The device node should really be created by nvidia-uvm module itself. I’ve made a wrong udev rule that works:
KERNEL=="nvidia_uvm", RUN+="/usr/bin/bash -c '/usr/bin/mknod -m 660 /dev/nvidia-uvm c $(grep nvidia-uvm /proc/devices | cut -d \ -f 1) 0; /usr/bin/chgrp video /dev/nvidia-uvm'"
Please, Nvidia, fix this!
I used a similar rule under Ubuntu 14.04, just ran into this after I decided to install driver 337.12 from xorg-edgers.

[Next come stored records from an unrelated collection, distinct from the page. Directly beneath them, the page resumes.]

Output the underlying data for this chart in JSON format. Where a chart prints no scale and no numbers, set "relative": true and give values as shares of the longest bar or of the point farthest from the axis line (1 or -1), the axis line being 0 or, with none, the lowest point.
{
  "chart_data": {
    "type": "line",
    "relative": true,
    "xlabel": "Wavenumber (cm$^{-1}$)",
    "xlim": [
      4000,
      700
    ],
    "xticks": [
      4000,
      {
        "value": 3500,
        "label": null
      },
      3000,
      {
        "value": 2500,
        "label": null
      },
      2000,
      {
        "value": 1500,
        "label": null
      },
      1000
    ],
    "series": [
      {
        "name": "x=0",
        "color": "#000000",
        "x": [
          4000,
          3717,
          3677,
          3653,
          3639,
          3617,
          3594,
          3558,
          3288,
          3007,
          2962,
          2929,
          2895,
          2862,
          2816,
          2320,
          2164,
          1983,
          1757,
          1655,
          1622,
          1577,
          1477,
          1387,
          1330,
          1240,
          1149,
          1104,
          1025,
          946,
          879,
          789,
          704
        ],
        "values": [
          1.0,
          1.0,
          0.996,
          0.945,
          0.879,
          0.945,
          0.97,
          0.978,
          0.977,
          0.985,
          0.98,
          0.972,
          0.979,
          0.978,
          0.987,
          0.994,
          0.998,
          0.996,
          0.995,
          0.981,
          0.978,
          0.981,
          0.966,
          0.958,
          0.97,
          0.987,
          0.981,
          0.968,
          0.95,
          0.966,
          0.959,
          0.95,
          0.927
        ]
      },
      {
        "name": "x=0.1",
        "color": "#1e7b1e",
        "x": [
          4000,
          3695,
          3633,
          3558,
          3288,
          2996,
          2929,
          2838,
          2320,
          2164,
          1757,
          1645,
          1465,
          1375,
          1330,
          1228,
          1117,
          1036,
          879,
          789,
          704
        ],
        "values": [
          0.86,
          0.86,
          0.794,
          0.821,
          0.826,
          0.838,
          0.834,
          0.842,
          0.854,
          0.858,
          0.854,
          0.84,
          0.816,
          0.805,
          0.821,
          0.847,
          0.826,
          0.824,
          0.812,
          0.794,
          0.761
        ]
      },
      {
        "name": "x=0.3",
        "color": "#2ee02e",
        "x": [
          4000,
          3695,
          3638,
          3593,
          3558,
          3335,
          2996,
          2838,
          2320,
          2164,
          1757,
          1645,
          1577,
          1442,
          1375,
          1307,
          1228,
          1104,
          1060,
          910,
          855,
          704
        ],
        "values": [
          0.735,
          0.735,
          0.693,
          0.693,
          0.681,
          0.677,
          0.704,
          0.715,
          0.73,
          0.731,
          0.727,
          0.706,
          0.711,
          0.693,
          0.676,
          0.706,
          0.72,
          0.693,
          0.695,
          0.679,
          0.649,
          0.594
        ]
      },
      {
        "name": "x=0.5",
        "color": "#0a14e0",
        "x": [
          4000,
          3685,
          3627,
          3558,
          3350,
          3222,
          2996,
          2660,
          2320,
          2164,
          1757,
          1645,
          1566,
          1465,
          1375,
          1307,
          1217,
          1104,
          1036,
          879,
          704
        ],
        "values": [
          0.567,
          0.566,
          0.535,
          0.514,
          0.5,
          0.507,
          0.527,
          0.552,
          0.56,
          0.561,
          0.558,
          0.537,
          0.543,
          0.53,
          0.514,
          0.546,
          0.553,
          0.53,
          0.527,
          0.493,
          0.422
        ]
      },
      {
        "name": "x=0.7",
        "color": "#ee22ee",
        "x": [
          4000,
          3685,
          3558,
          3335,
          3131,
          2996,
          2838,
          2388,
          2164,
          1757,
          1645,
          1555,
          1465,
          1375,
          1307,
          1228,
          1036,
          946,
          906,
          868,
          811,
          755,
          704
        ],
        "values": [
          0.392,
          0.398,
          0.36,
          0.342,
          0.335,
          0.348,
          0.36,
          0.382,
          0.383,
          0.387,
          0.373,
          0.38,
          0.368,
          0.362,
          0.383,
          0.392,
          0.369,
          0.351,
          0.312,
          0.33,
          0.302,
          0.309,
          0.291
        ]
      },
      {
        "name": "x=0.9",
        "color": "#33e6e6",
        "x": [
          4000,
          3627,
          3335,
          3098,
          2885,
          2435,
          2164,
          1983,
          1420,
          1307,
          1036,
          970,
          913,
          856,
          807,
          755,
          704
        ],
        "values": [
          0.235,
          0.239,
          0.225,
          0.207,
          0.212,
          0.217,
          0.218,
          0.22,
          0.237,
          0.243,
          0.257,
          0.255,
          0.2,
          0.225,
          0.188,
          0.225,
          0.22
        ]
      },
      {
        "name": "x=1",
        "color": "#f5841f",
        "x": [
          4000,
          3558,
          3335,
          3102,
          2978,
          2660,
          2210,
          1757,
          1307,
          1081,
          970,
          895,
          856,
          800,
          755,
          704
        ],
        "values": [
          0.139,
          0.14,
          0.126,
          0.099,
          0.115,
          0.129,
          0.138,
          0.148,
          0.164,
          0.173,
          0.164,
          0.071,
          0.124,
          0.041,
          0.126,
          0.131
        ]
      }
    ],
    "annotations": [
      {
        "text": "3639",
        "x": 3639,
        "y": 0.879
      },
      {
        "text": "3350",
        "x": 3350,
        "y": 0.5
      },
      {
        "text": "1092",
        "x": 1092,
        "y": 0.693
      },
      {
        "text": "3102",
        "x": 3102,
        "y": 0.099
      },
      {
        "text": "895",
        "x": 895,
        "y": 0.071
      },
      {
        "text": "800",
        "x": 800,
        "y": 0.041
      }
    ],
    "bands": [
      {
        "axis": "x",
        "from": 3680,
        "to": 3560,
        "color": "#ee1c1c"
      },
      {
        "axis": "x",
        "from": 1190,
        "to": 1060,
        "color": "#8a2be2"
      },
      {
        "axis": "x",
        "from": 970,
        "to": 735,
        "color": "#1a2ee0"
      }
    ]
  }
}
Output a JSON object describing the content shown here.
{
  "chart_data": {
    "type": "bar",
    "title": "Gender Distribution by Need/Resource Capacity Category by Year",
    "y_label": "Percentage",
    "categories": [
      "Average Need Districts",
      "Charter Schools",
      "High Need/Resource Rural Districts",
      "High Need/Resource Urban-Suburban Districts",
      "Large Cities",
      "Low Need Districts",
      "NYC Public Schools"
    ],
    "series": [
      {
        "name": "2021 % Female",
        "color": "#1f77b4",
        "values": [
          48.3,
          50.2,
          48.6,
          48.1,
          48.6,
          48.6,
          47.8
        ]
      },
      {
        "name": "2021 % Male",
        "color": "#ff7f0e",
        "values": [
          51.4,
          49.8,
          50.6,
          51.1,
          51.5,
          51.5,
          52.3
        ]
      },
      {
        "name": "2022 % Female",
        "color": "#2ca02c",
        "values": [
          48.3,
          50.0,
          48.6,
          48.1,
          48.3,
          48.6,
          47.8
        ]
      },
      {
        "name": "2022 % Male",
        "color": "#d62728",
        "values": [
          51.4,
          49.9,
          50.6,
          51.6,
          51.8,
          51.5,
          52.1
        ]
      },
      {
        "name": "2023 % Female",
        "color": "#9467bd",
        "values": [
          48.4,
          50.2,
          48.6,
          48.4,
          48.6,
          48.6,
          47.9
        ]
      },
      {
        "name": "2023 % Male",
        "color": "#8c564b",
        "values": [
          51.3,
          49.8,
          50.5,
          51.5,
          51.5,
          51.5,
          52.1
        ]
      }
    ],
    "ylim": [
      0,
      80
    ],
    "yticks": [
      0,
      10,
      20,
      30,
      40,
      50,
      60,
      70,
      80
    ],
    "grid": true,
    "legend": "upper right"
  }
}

My first issue was that the kernel 3.12 patch to the uvm module was outdated in the xorg-edgers repo of the driver, so I kept getting a module build error… so I did the changes manually to the file and compiled with:
dkms install -m nvidia-337-uvm/337.12
Next, I realized that I had this issue that CUDA programs work only after sudo… so I tried the rule felixonmars posted, and for me it seems to need the 666 permissions, otherwise I still get the same issue. I also manually add nvidia & nvidia-uvm to /etc/modules and do an rm /dev/nvidia-uvm before I recreate it. I also don’t need the chgrp video line. Also, on Ubuntu 14.04 mknod and chgrp are in /bin, not /usr/bin
Just figured I’d add this here in case someone else is struggling with this…
bmerry
9
For anyone trying to figure out how to fix the patch failure: I just edited /usr/src/nvidia-337-uvm-337.12/dkms.conf and commented out the line
PATCH[0]="buildfix_kernel_3.12.patch"
and then run the dkms comment from comment #8.
I’m running saucy with a 3.11 kernel.